Il est comme ça… Nicolas Hulot
Il est comme ça… Nicolas Hulot
Par Philippe Ridet
Chronique. A 62 ans, le ministre de l’environnement a enfin remporté une victoire avec l’abandon de la construction de l’aéroport de Notre-Dame-des-Landes.
Damien Cuypers pour M Le magazine du Monde
Une victoire, enfin, nette et sans bavure. Avec l’abandon de la construction de l’aéroport de Notre-Dame-des-Landes, Nicolas Hulot, ministre de l’environnement et numéro 3 du gouvernement, peut triompher. Opposé à ce projet, sans en faire la condition de sa participation à l’exécutif, il s’est bien gardé de se mettre en avant. Mais on se demande ce qu’il aurait continué à faire dans la team Philippe s’il avait été désavoué. A part peut-être composer des menus bio à l’Elysée et à Matignon. Déjà qu’il avait dû avaler la couleuvre du renouvellement de la licence du glyphosate par la Commission européenne, le report au-delà de 2025 de la baisse à 50 % de la part du nucléaire dans la production électrique et l’autorisation d’abattre 40 loups gris prédateurs de brebis (#balancetonloupgris). Pour un peu, on lui aurait reproché de posséder neuf véhicules à moteur, trois maisons et 7,3 millions d’euros de patrimoine…

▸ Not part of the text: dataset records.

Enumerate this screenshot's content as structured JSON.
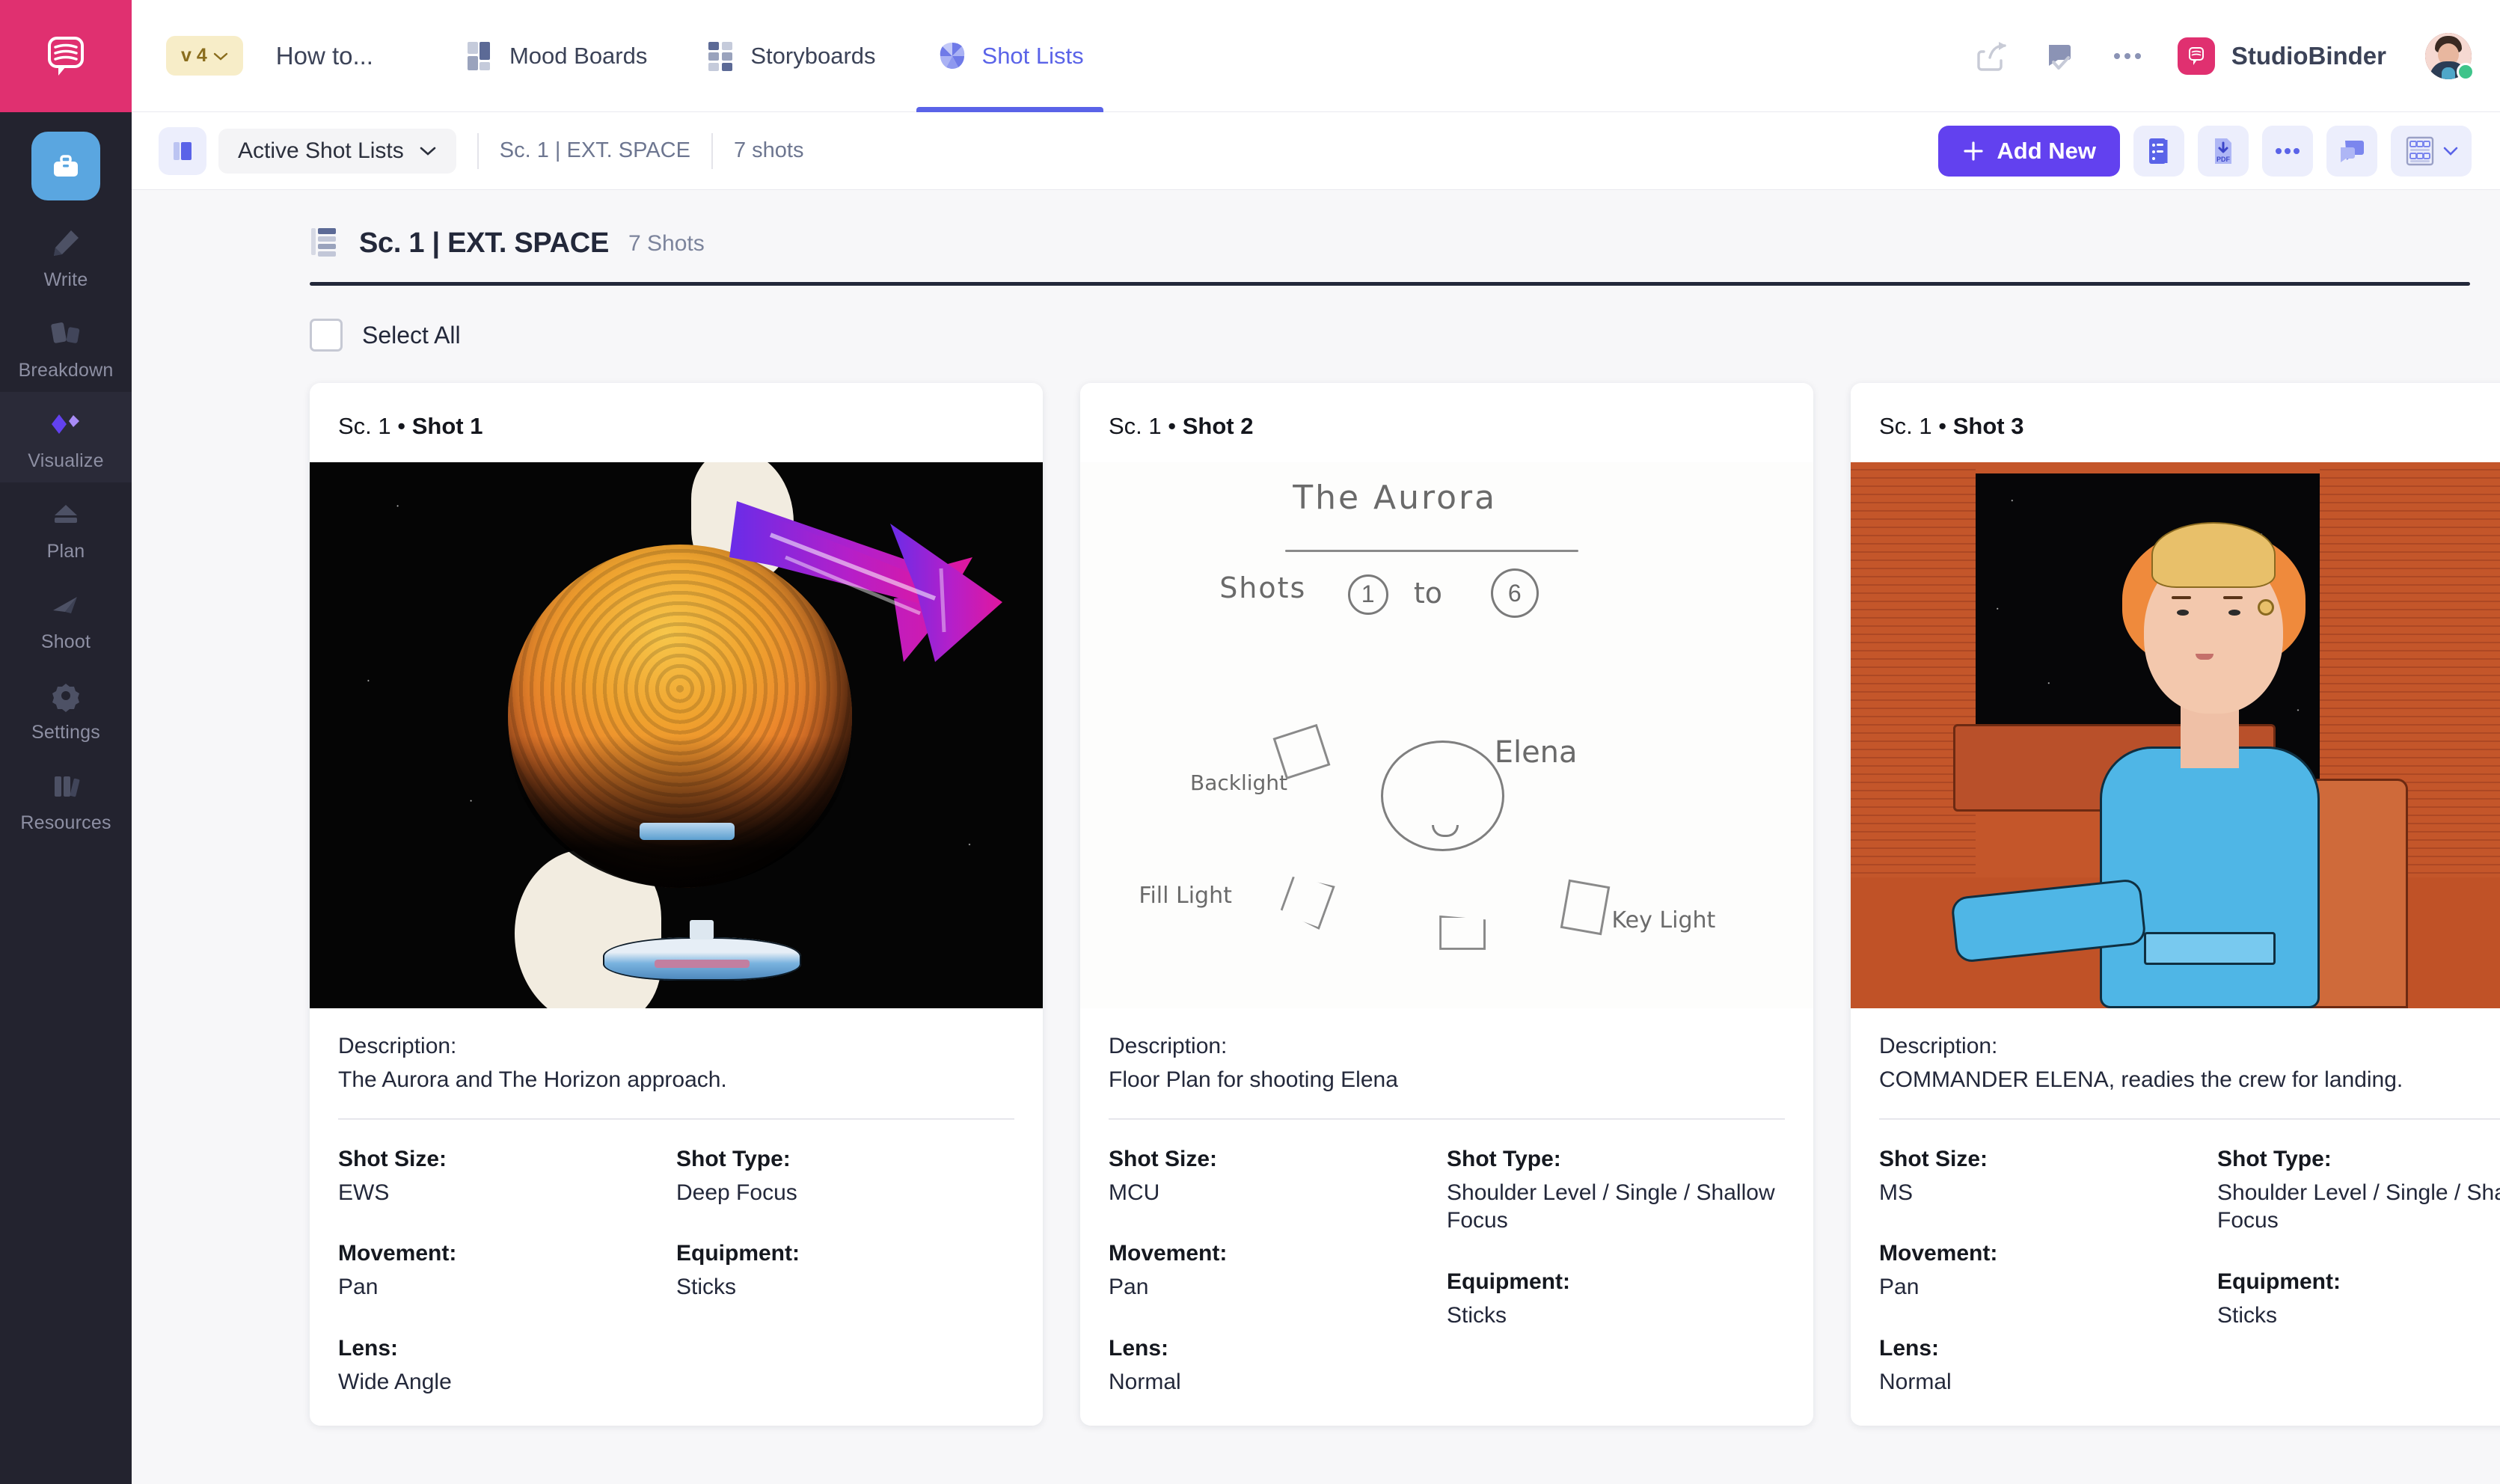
{
  "sidebar": {
    "logo_icon": "studiobinder-speech-bubble-logo",
    "home": {
      "icon": "briefcase-icon",
      "label": ""
    },
    "items": [
      {
        "label": "Write",
        "icon": "pencil-icon",
        "active": false
      },
      {
        "label": "Breakdown",
        "icon": "cards-icon",
        "active": false
      },
      {
        "label": "Visualize",
        "icon": "shapes-icon",
        "active": true
      },
      {
        "label": "Plan",
        "icon": "calendar-icon",
        "active": false
      },
      {
        "label": "Shoot",
        "icon": "paperplane-icon",
        "active": false
      },
      {
        "label": "Settings",
        "icon": "gear-icon",
        "active": false
      },
      {
        "label": "Resources",
        "icon": "books-icon",
        "active": false
      }
    ]
  },
  "topbar": {
    "version_chip": "v 4",
    "project_title": "How to...",
    "tabs": [
      {
        "label": "Mood Boards",
        "icon": "moodboard-icon",
        "active": false
      },
      {
        "label": "Storyboards",
        "icon": "storyboard-icon",
        "active": false
      },
      {
        "label": "Shot Lists",
        "icon": "aperture-icon",
        "active": true
      }
    ],
    "actions": [
      {
        "name": "share-icon",
        "glyph": "share"
      },
      {
        "name": "approve-icon",
        "glyph": "approve"
      },
      {
        "name": "more-icon",
        "glyph": "dots"
      }
    ],
    "brand": "StudioBinder",
    "avatar_status": "online"
  },
  "toolbar": {
    "panel_toggle_icon": "sidepanel-icon",
    "list_selector": "Active Shot Lists",
    "breadcrumb_scene": "Sc. 1 | EXT. SPACE",
    "breadcrumb_shots": "7 shots",
    "add_new_label": "Add New",
    "icons": [
      {
        "name": "list-view-icon"
      },
      {
        "name": "pdf-download-icon",
        "label": "PDF"
      },
      {
        "name": "more-options-icon"
      },
      {
        "name": "comment-icon"
      },
      {
        "name": "grid-layout-icon"
      }
    ]
  },
  "scene": {
    "icon": "scene-list-icon",
    "title": "Sc. 1 | EXT. SPACE",
    "shot_count": "7 Shots",
    "select_all_label": "Select All"
  },
  "labels": {
    "description": "Description:",
    "shot_size": "Shot Size:",
    "shot_type": "Shot Type:",
    "movement": "Movement:",
    "equipment": "Equipment:",
    "lens": "Lens:"
  },
  "shots": [
    {
      "scene_prefix": "Sc. 1 • ",
      "shot_label": "Shot  1",
      "artwork": "planet-mars-with-spaceships",
      "description": "The Aurora and The Horizon approach.",
      "shot_size": "EWS",
      "shot_type": "Deep Focus",
      "movement": "Pan",
      "equipment": "Sticks",
      "lens": "Wide Angle"
    },
    {
      "scene_prefix": "Sc. 1 • ",
      "shot_label": "Shot  2",
      "artwork": "whiteboard-floor-plan-sketch",
      "description": "Floor Plan for shooting Elena",
      "shot_size": "MCU",
      "shot_type": "Shoulder Level / Single / Shallow Focus",
      "movement": "Pan",
      "equipment": "Sticks",
      "lens": "Normal"
    },
    {
      "scene_prefix": "Sc. 1 • ",
      "shot_label": "Shot  3",
      "artwork": "commander-elena-cockpit",
      "description": "COMMANDER ELENA, readies the crew for landing.",
      "shot_size": "MS",
      "shot_type": "Shoulder Level / Single / Shallow Focus",
      "movement": "Pan",
      "equipment": "Sticks",
      "lens": "Normal"
    }
  ],
  "sketch": {
    "title": "The Aurora",
    "shots_line": "Shots",
    "shot_from": "1",
    "shot_to_word": "to",
    "shot_to": "6",
    "backlight": "Backlight",
    "subject": "Elena",
    "fill_light": "Fill Light",
    "key_light": "Key Light"
  },
  "annotation": {
    "type": "arrow",
    "color_start": "#6a2ce8",
    "color_end": "#e0179f"
  },
  "colors": {
    "brand_pink": "#e03070",
    "accent_purple": "#6241ef",
    "tab_active": "#5a63e8",
    "rail_bg": "#23232f",
    "page_bg": "#f7f7f9"
  }
}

N’était sa nature discrète, Nicolas Hulot pourrait faire le tour du terrain la tête cachée dans son maillot et les bras écartés. N’était sa nature renfrognée, il pourrait même sourire. Mais son dab préféré ne ressemble à aucun autre. Avec son air de Droopy (« You know what ? I’m happy »), il garde les mains croisées sur sa veste, le regard ailleurs (inaptitude au bonheur ? blessures d’enfance ?). Bref, jamais content !

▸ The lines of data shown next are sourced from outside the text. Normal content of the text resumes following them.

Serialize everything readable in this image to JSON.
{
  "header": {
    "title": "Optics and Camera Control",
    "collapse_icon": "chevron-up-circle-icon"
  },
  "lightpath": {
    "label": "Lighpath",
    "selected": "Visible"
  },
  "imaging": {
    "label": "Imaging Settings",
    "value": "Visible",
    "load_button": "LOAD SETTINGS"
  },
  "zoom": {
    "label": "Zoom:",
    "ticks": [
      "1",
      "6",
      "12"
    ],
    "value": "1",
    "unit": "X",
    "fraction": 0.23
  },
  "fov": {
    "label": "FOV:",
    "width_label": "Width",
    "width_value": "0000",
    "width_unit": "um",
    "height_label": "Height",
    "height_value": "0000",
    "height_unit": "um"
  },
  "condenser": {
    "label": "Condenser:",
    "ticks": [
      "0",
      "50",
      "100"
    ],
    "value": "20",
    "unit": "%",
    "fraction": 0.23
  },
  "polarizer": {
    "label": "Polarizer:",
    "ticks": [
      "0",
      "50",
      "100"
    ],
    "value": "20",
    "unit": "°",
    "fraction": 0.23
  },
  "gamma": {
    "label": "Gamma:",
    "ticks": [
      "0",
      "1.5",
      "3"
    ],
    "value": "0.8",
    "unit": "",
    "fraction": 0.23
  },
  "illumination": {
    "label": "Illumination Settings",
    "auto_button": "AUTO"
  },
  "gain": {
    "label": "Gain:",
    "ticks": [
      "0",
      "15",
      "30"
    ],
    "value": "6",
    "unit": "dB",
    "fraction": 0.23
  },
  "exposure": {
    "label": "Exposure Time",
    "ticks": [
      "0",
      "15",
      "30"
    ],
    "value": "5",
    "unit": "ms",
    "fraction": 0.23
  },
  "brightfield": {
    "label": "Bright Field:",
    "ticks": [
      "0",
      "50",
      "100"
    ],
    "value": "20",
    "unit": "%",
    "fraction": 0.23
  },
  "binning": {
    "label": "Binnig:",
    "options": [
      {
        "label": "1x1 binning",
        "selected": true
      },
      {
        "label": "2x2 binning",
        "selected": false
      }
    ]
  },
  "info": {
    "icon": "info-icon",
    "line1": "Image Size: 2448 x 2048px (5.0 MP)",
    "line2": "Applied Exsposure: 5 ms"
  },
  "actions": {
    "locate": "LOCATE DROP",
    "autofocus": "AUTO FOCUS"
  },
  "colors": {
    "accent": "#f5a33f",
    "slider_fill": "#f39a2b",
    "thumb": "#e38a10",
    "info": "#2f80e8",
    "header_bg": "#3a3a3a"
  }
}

Ses ennemis – il en a malgré sa popularité – étaient déjà prêts à instruire un nouveau procès. « Le passe-plat des lobbies », avait commenté début novembre le porte-parole des Verts. Ah, Les Verts, qui lui ont préféré la juge Eva Joly en 2012 ! Ah, Les Verts, qu’il n’a pas voulu affronter en 2007, alors qu’il était plus populaire que l’abbé Pierre et Zidane, préférant soumettre un pacte écologique aux candidats qui se sont empressés de l’accepter pour mieux l’oublier. « L’escrologiste », « le télécologiste », « l’hélicologiste », disait-on alors de Nicolas Hulot, dont la notoriété devait tout à la télévision et à son émission « Ushuaïa », où on le voyait nager avec des baleines et survoler la cordillère des Andes en ULM.

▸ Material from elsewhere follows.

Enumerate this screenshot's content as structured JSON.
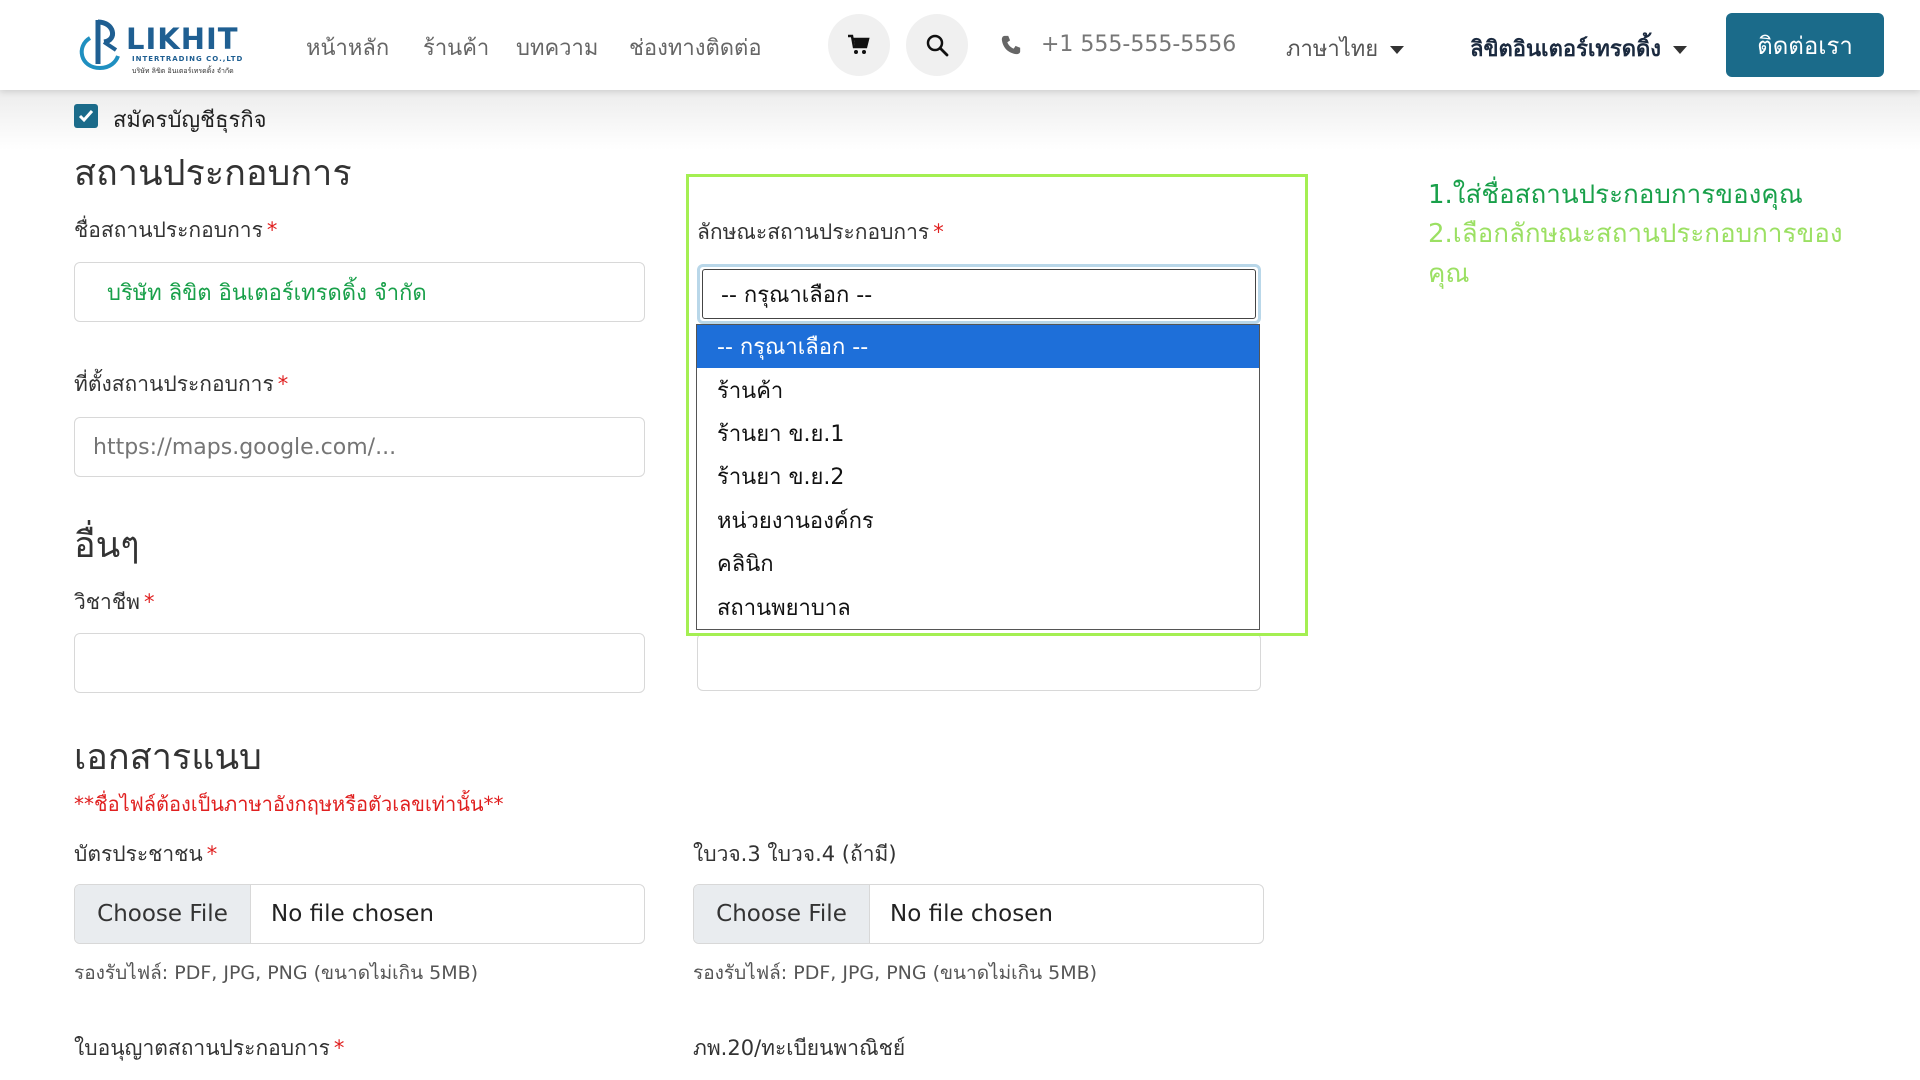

Daniel Cohn-Bendit confiait alors : « Nicolas a un léger problème de refus d’obstacle. » Et Noël Mamère de préciser : « C’est un boxeur qui n’aime pas prendre des coups et répugne à en donner. » En 2011, dans une version antédiluvienne du magazine du Monde, Nicolas Hulot avait déclaré : « Pour faire avancer les choses, j’ai usé jusqu’à la corde la position de privilégié qui était la mienne. » On le sentait prêt à essayer autre chose.
Depuis qu’il a opté pour le port de la chemise à col officier et l’exercice des responsabilités, le voilà rentré dans le rang. Adulte presque. En tout cas patient et prêt à assumer de petites défaites pour obtenir de plus grands succès. Après avoir refusé d’être le ministre de Chirac, Sarkozy et d’Hollande, qui voulaient s’attribuer son image d’écologiste préféré des Français (mais pas des Verts !), il a cédé à Macron, conscient qu’on ne peut dire « non » tout le temps au risque de passer pour un allumeur. A 62 ans, c’est ridicule. Devenu grand, il a appris à composer avec ses désirs. « Je me donne un an pour voir si je suis utile », confiait-il après sa prise de fonctions. Sans Notre-Dame-des-Landes, encore cinq mois à prendre des râteaux, et il aurait eu une réponse claire.